O estado só perde para Rio de Janeiro, Santa Catarina, Paraná, Rio Grande do Sul, Minas Gerais e São Paulo em geração de vagas no setor industrial. Ainda segundo o estudo, os empregos nos últimos 10 anos deixaram de se concentrar em Fortaleza e estão melhor distribuídos na região metropolitana e pelo estado.

O Ceará também ficou entre os estados do Nordeste que mais geraram empregos formais em 2009, junto com Bahia e Pernambuco. Dos 5,3 milhões de empregos gerados no país entre 2006 e 2009, a região Nordeste ficou com 15,2% da geração de empregos formais no país, perdendo para o Sudeste (57,4%) e Sul (18,1%).

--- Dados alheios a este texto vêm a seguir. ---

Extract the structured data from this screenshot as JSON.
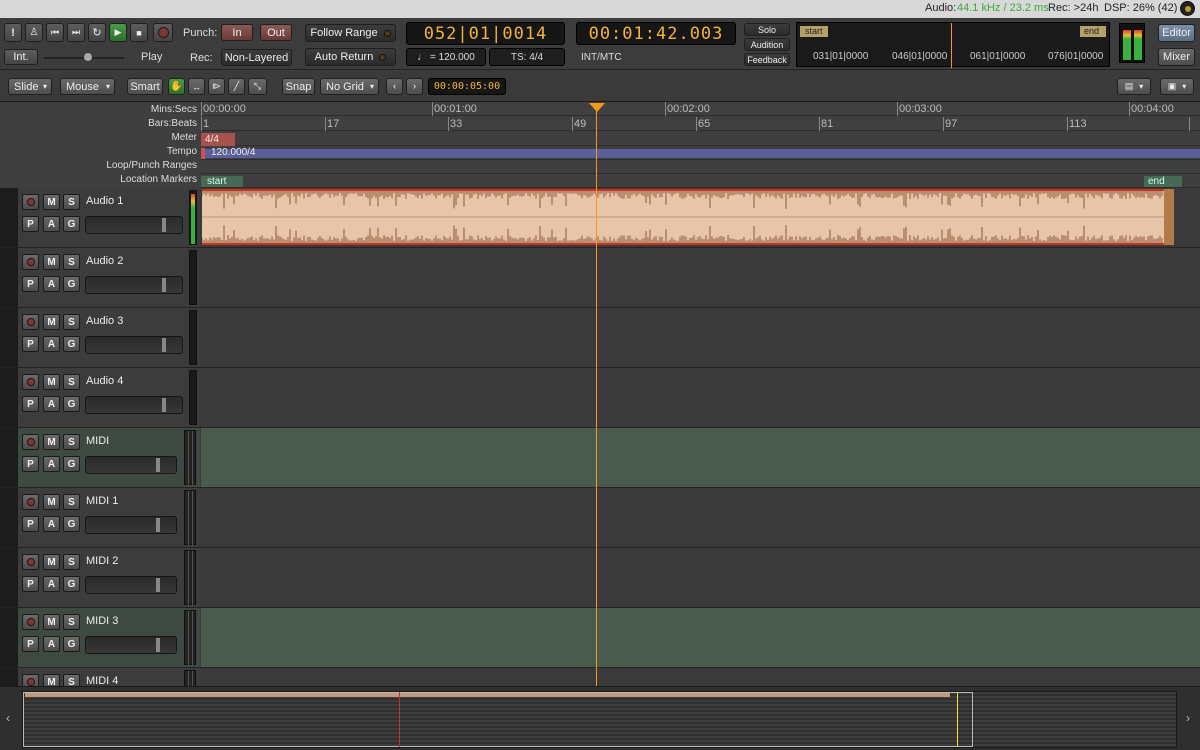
{
  "status": {
    "audio_label": "Audio:",
    "audio_value": "44.1 kHz / 23.2 ms",
    "rec": "Rec: >24h",
    "dsp": "DSP: 26% (42)"
  },
  "transport": {
    "int_label": "Int.",
    "play_label": "Play",
    "punch_label": "Punch:",
    "punch_in": "In",
    "punch_out": "Out",
    "rec_label": "Rec:",
    "rec_mode": "Non-Layered",
    "follow_range": "Follow Range",
    "auto_return": "Auto Return",
    "bbt_clock": "052|01|0014",
    "time_clock": "00:01:42.003",
    "tempo": "♩ = 120.000",
    "ts": "TS: 4/4",
    "sync": "INT/MTC",
    "solo": "Solo",
    "audition": "Audition",
    "feedback": "Feedback",
    "editor": "Editor",
    "mixer": "Mixer"
  },
  "mini_timeline": {
    "start": "start",
    "end": "end",
    "ticks": [
      "031|01|0000",
      "046|01|0000",
      "061|01|0000",
      "076|01|0000"
    ]
  },
  "edit_toolbar": {
    "edit_mode": "Slide",
    "ripple": "Mouse",
    "smart": "Smart",
    "snap": "Snap",
    "grid": "No Grid",
    "nudge_clock": "00:00:05:00"
  },
  "rulers": {
    "labels": [
      "Mins:Secs",
      "Bars:Beats",
      "Meter",
      "Tempo",
      "Loop/Punch Ranges",
      "Location Markers"
    ],
    "mins_secs": [
      "00:00:00",
      "00:01:00",
      "00:02:00",
      "00:03:00",
      "00:04:00"
    ],
    "bars": [
      "1",
      "17",
      "33",
      "49",
      "65",
      "81",
      "97",
      "113"
    ],
    "meter": "4/4",
    "tempo": "120.000/4",
    "marker_start": "start",
    "marker_end": "end"
  },
  "tracks": [
    {
      "name": "Audio 1",
      "type": "audio"
    },
    {
      "name": "Audio 2",
      "type": "audio"
    },
    {
      "name": "Audio 3",
      "type": "audio"
    },
    {
      "name": "Audio 4",
      "type": "audio"
    },
    {
      "name": "MIDI",
      "type": "midi"
    },
    {
      "name": "MIDI 1",
      "type": "midi"
    },
    {
      "name": "MIDI 2",
      "type": "midi"
    },
    {
      "name": "MIDI 3",
      "type": "midi"
    },
    {
      "name": "MIDI 4",
      "type": "midi"
    }
  ],
  "track_buttons": {
    "m": "M",
    "s": "S",
    "p": "P",
    "a": "A",
    "g": "G"
  },
  "colors": {
    "accent": "#f29a1d",
    "region": "#e8c4a8",
    "midi_lane": "#4b5a4e",
    "clock_text": "#f2b33d"
  }
}
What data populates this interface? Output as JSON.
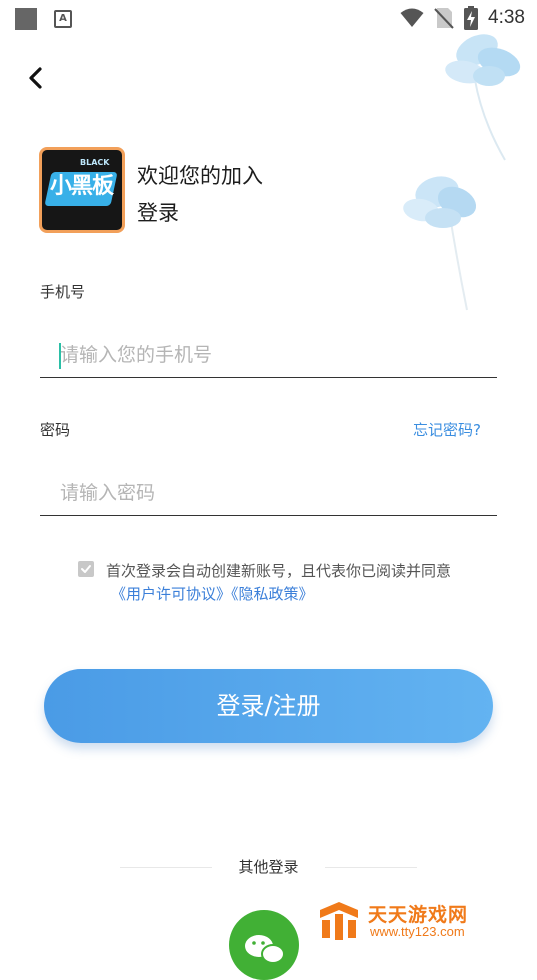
{
  "status_bar": {
    "time": "4:38",
    "notification_letter": "A"
  },
  "header": {
    "welcome": "欢迎您的加入",
    "subtitle": "登录"
  },
  "logo": {
    "text_main": "小黑板",
    "text_small": "BLACK"
  },
  "form": {
    "phone_label": "手机号",
    "phone_placeholder": "请输入您的手机号",
    "password_label": "密码",
    "password_placeholder": "请输入密码",
    "forgot_link": "忘记密码?"
  },
  "agreement": {
    "checked": true,
    "text": "首次登录会自动创建新账号，且代表你已阅读并同意",
    "user_license": "《用户许可协议》",
    "privacy_policy": "《隐私政策》"
  },
  "login_button": "登录/注册",
  "other_login": {
    "label": "其他登录",
    "options": [
      "wechat-icon"
    ]
  },
  "watermark": {
    "title": "天天游戏网",
    "url": "www.tty123.com"
  },
  "colors": {
    "accent": "#4a9be6",
    "link": "#3b8ee0",
    "caret": "#2bbfa6",
    "wechat": "#41b035",
    "watermark": "#f07a1a"
  }
}
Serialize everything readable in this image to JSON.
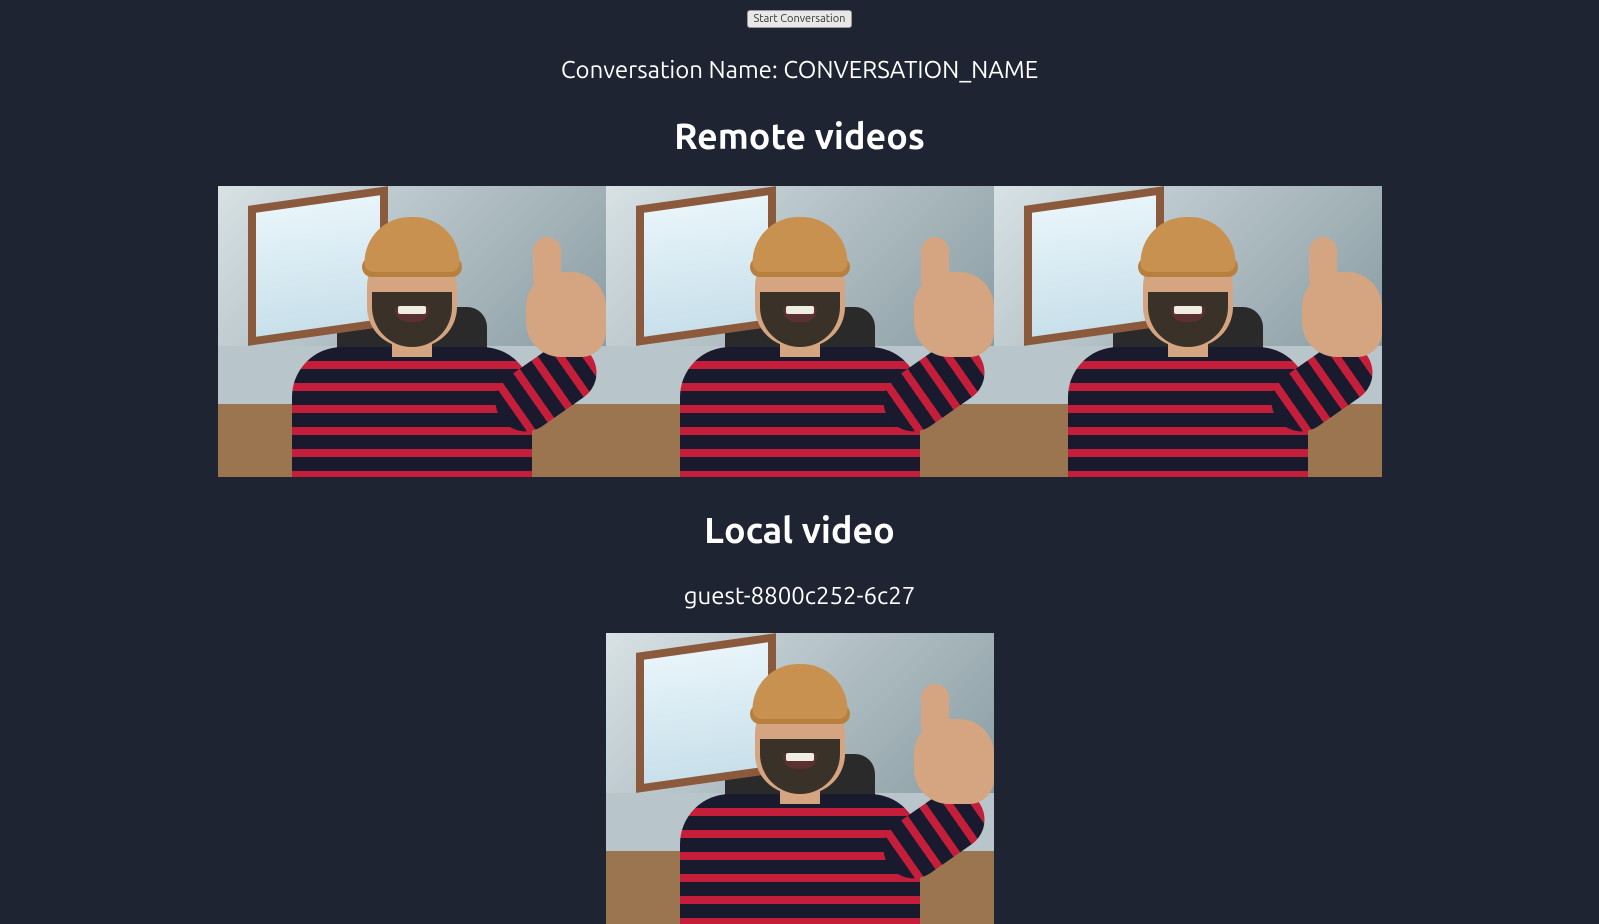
{
  "startButton": {
    "label": "Start Conversation"
  },
  "conversationLabel": "Conversation Name: CONVERSATION_NAME",
  "remoteSection": {
    "heading": "Remote videos",
    "count": 3
  },
  "localSection": {
    "heading": "Local video",
    "guestId": "guest-8800c252-6c27"
  }
}
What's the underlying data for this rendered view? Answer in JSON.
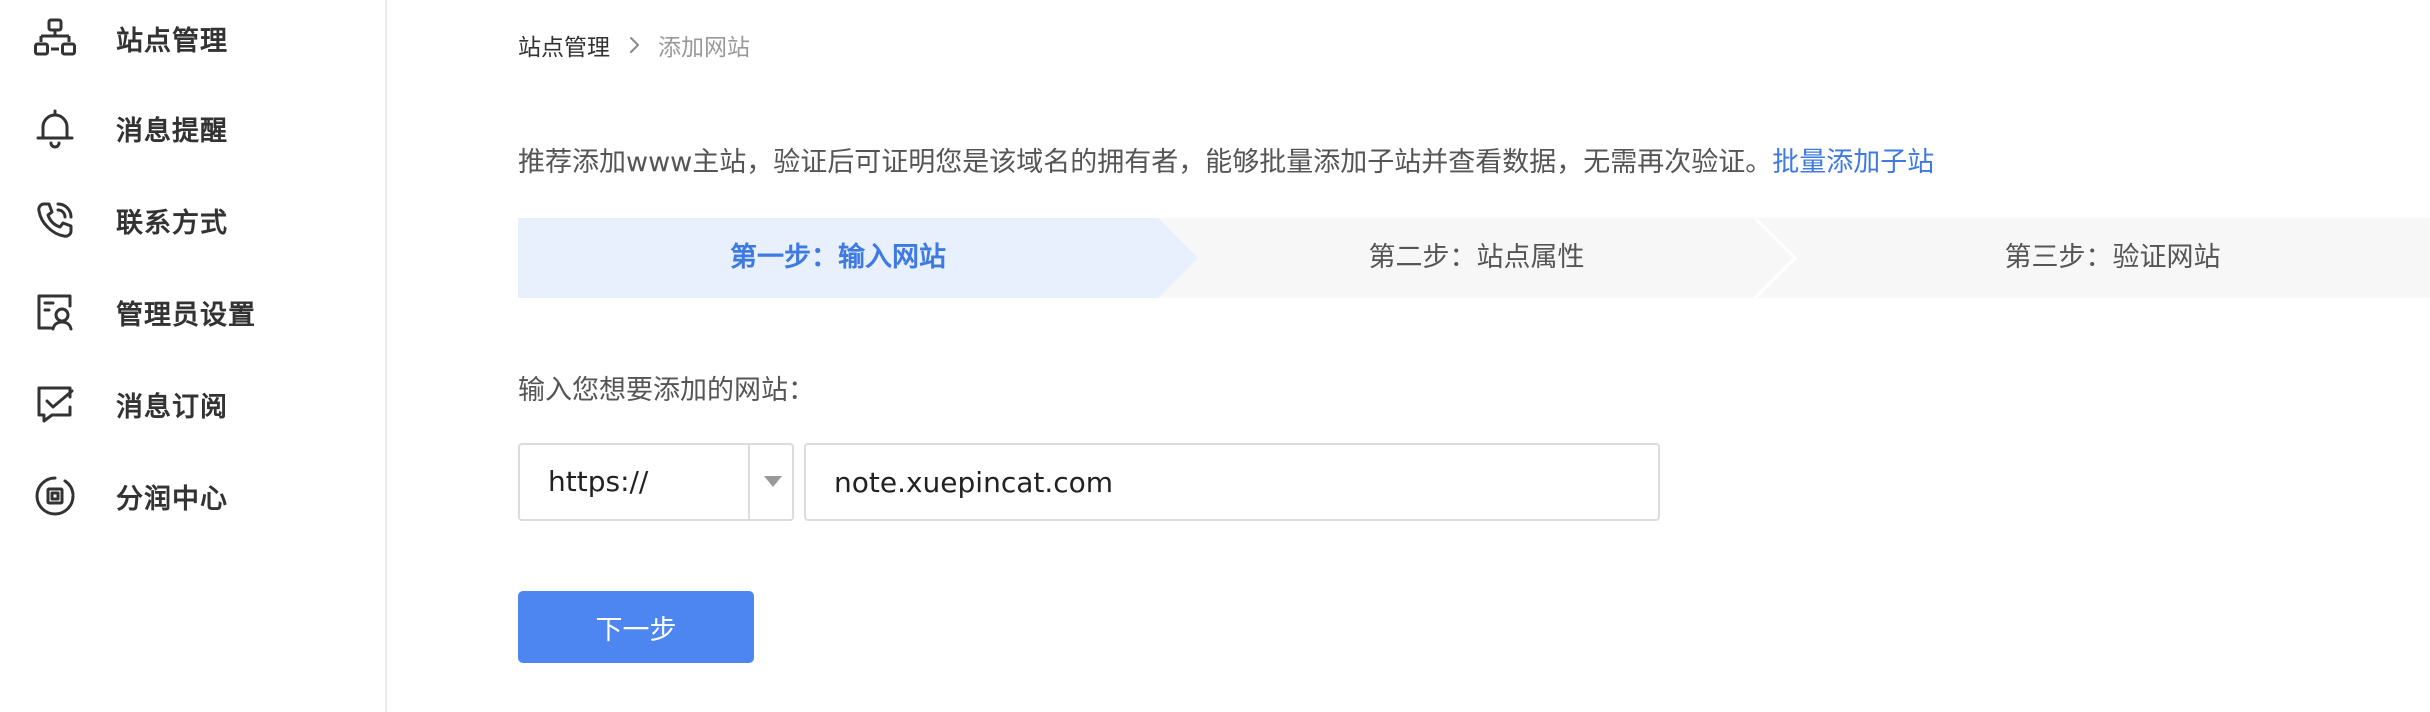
{
  "sidebar": {
    "items": [
      {
        "label": "站点管理",
        "icon": "sitemap-icon"
      },
      {
        "label": "消息提醒",
        "icon": "bell-icon"
      },
      {
        "label": "联系方式",
        "icon": "phone-icon"
      },
      {
        "label": "管理员设置",
        "icon": "admin-user-icon"
      },
      {
        "label": "消息订阅",
        "icon": "message-check-icon"
      },
      {
        "label": "分润中心",
        "icon": "coin-icon"
      }
    ]
  },
  "breadcrumb": {
    "parent": "站点管理",
    "current": "添加网站"
  },
  "intro": {
    "text": "推荐添加www主站，验证后可证明您是该域名的拥有者，能够批量添加子站并查看数据，无需再次验证。",
    "link": "批量添加子站"
  },
  "steps": [
    {
      "label": "第一步：输入网站",
      "state": "active"
    },
    {
      "label": "第二步：站点属性",
      "state": "pending"
    },
    {
      "label": "第三步：验证网站",
      "state": "pending"
    }
  ],
  "form": {
    "label": "输入您想要添加的网站：",
    "protocol": "https://",
    "url_value": "note.xuepincat.com"
  },
  "next_button": "下一步",
  "colors": {
    "accent": "#4d86f0",
    "link": "#3f7ae0",
    "active_step_bg": "#e8f0fd",
    "inactive_step_bg": "#f7f7f7"
  }
}
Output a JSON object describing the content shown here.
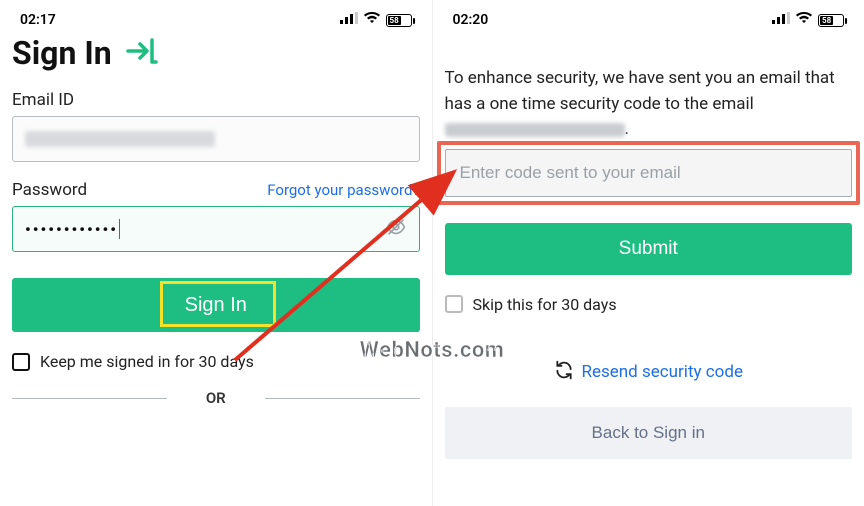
{
  "left": {
    "status": {
      "time": "02:17",
      "battery": "58"
    },
    "title": "Sign In",
    "email_label": "Email ID",
    "password_label": "Password",
    "forgot_link": "Forgot your password?",
    "password_dots": "••••••••••••",
    "signin_btn": "Sign In",
    "keep_signed_label": "Keep me signed in for 30 days",
    "or_text": "OR"
  },
  "right": {
    "status": {
      "time": "02:20",
      "battery": "58"
    },
    "desc_prefix": "To enhance security, we have sent you an email that has a one time security code to the email ",
    "desc_suffix": ".",
    "code_placeholder": "Enter code sent to your email",
    "submit_btn": "Submit",
    "skip_label": "Skip this for 30 days",
    "resend_label": "Resend security code",
    "back_btn": "Back to Sign in"
  },
  "watermark": "WebNots.com"
}
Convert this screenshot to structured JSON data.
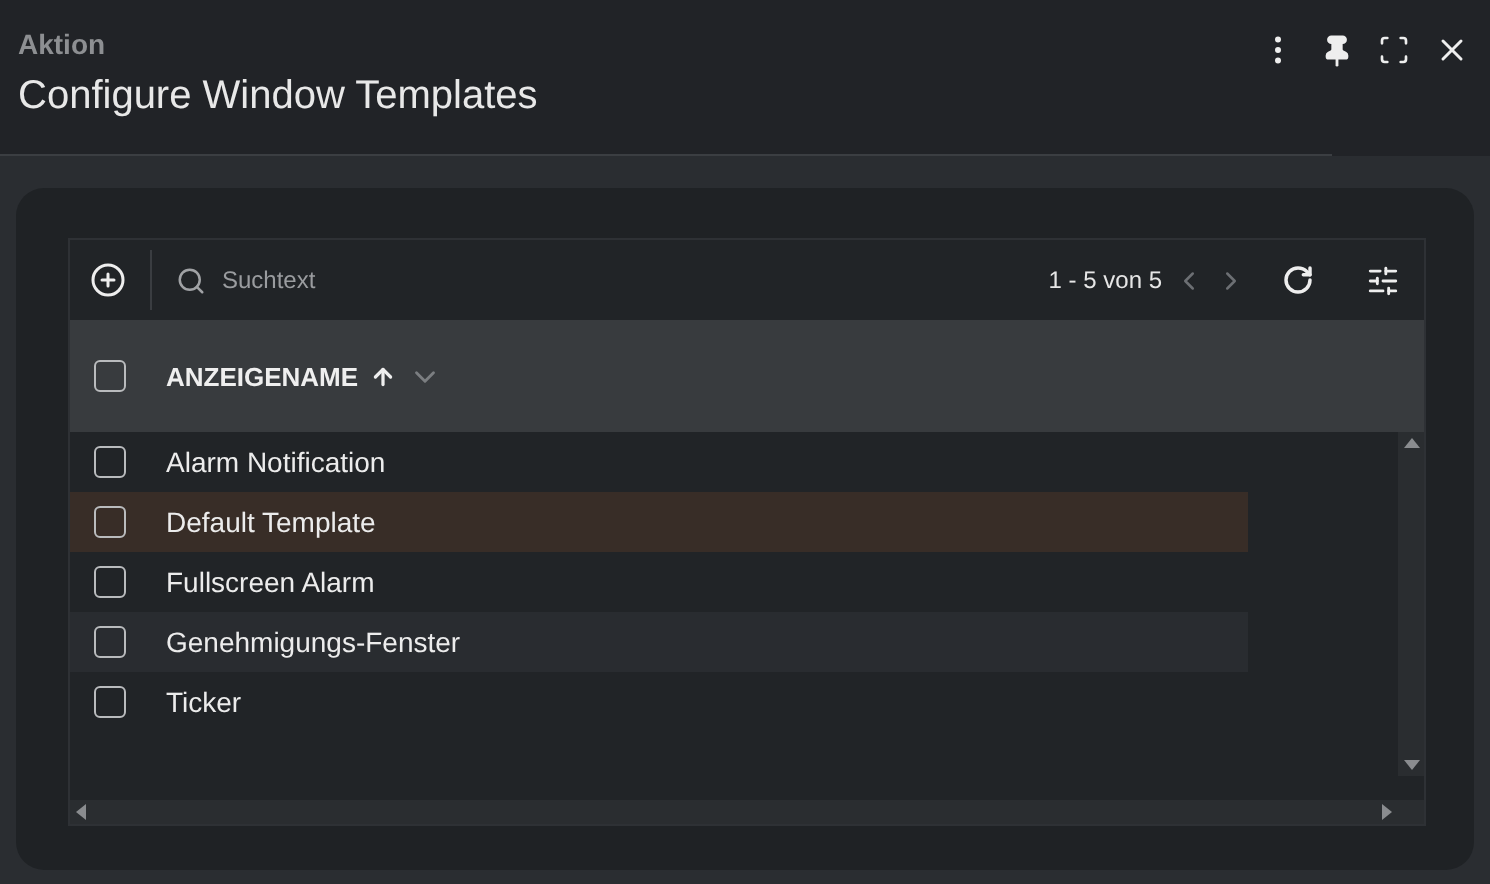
{
  "header": {
    "subtitle": "Aktion",
    "title": "Configure Window Templates"
  },
  "toolbar": {
    "search": {
      "placeholder": "Suchtext"
    },
    "pagination": "1 - 5 von 5"
  },
  "table": {
    "select_all_checked": false,
    "columns": [
      {
        "label": "ANZEIGENAME",
        "sorted": true,
        "descending": false
      }
    ],
    "rows": [
      {
        "name": "Alarm Notification",
        "checked": false,
        "selected": false
      },
      {
        "name": "Default Template",
        "checked": false,
        "selected": true
      },
      {
        "name": "Fullscreen Alarm",
        "checked": false,
        "selected": false
      },
      {
        "name": "Genehmigungs-Fenster",
        "checked": false,
        "selected": false
      },
      {
        "name": "Ticker",
        "checked": false,
        "selected": false
      }
    ]
  }
}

Primeiro no setor calçadista
Entre 2006 e 2009, o Ceará se destacou na geração de empregos no setor de calçados, com 16.562, se tornando o segundo maior pólo de produção do país, desbancando até mesmo São Paulo em número de empregos gerados. O estado ganhou expressão em quantidade de postos de trabalhos também no setor têxtil (13.309).

Outros setores que obtiveram expressividade no estado nos últimos 10 anos foram o comércio, a agropecuária e a construção civil. Também nesses últimos 10 anos, houve um acréscimo de sete grandes indústrias no Ceará ligadas aos segmentos calçadista (quatro), químico (quatro), alimentos e bebidas (um), borracha, couro e fumo (um), material de transporte (um), mecânica (um) e metalúrgica (um).

Rendimento
Na contramão da geração de empregos, o estudo revela que a força de trabalho no Ceará tem um dos menores níveis de rendimento obtido pela força de trabalho (R$ 715,19, em média), ficando atrás apenas do Rio Grande do Norte (R$ 711,21) e do Piauí (R$ 692,73), segundo valores divulgados pelo Ministério do Trabalho e Emprego.